While words can be compared and classified using a simple dictionary as above, numbers are a completely different story. For instance, to build a KB as above for the label “Price”, an infinite number of numbers need to be listed. A Regex might be a better respresentation for the class of numbers. Moreover, a corpus might have a limited number of classes of numeric sequences in tokens and hence we may build a dictionary of Regexes which addresses a class each. In the example domain, the 4 different classes we encounter are

  • price – 5-7 digits
  • year – 4 digits
  • phone numbers – 10 digits
  • miles/kms driven – 5-7 digits

Writing Regex matchers for these classes is easy –

    number_matcher = re.compile(r'^\d{5,9}$')
    phone_number = re.compile(r'^\d{10}$')
    year = re.compile(r'^(19|20)\d{2}$')

We encounter complexity in mapping numbers to labels when 2 classes of numeric strings overlap. In the example above, “price” and “kms driven” are overlapping classes. To overcome this, we add these steps –

  • include words like [‘kms’, ‘miles’, ‘kilometers’….] and [‘price’, ‘cost’, ‘Rs’….] etc. in the knowledgebases for the two labels.
  • create an intermediate label, lets say “number”
  • categorise a “number” depending on surrounding words (from the first step)


Although the process of building a KB seems simple, it really is not. At the least its time consuming and is a repeated cost everytime a new domain is acquired. Reading and labelling a large corpus of text is also error prone. To this end, an improvement can be to compute vector respresentation of tokens using word2vec1 – an unsupervised learning tool.

word2vec (python interface gensim) builds a vocabulary from a corpus and then learns vector representations of words. Vector respresentation is very useful in calculating distance between words, for instance to allow the following (given a lot of relevant text)–

vec(‘Madrid’) – vec(‘Spain’) + vec(‘France’) is closer to vec(‘Paris’) than to any other word vector.

We take their vector representations and use a Eucledian clustering technique like k-means clustering to identify groups of similar words. Scipy provides a variety of clustering algorithms that might be useful, we choose k-means for simplicity and then change depending on feedback.

word2vec has immense potential and is a tool (and approach) to watch for text analysis solutions.

The number of dimensions and clusters created are customisable parameters.
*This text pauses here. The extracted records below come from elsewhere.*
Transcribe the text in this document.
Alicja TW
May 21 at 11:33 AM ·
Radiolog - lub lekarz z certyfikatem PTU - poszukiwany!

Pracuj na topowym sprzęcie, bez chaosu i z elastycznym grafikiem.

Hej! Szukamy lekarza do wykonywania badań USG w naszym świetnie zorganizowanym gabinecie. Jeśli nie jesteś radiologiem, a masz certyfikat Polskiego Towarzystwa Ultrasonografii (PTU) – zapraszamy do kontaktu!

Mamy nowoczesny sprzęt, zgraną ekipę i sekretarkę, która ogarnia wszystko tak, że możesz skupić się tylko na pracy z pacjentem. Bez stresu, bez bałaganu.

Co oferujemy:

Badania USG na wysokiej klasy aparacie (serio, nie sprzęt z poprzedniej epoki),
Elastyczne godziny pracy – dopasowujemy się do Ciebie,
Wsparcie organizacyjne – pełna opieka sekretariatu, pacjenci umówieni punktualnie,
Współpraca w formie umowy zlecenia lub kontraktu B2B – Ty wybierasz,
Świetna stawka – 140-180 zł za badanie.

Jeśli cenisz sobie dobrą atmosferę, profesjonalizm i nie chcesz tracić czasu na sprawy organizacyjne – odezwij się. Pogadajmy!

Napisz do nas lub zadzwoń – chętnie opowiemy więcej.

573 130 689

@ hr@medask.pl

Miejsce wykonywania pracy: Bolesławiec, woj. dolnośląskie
The resulting output may contain a bunch of clusters which are very similar to the text-only knowledge bases as mentioned above. As an example, with a corpus of around 57000 car buying/selling classified advertisements, with word2vec calculating vector representations in a 100 dimensional space and k-means clustering configured to find out 50 clusters, we were able to find 12 clear clusters for brand names, models, colours, car feature, location of seller etc. These clusters provide an excellent start to builing a knowledge base and cut short the time taken to ‘learn’ a domain. A larger corpus might help to identify words with high cohesiveness with higher accuracy.

Since a number of clusters identified might not be of value while building our KBs, it would be difficult to automate this approach to remove all manual intervention. Its also important to note that the parameters mentioned above need to tuned and clustering tested using statistical tools to find the best possible combination. Automating this process is not trivial, and is an area of interest and improvement for future.


Building a KB for a domain involves indentifying and classifying different classes of strings in a corpus of text from said domain. This is a very tedious exercise which requires manual analysis of large volumes of text. Different data structures might be needed to store the KBs, a simple dictionary would do for text, but it needs to be modified to include numbers efficiently, Regex matchers are invaluable. Finally, word2vec provides a definite boost in productivity when ‘learning’ and new domain and building a KB for it.

  1. word2vec : Tool for computing continuous distributes representations of words. A tool to watch.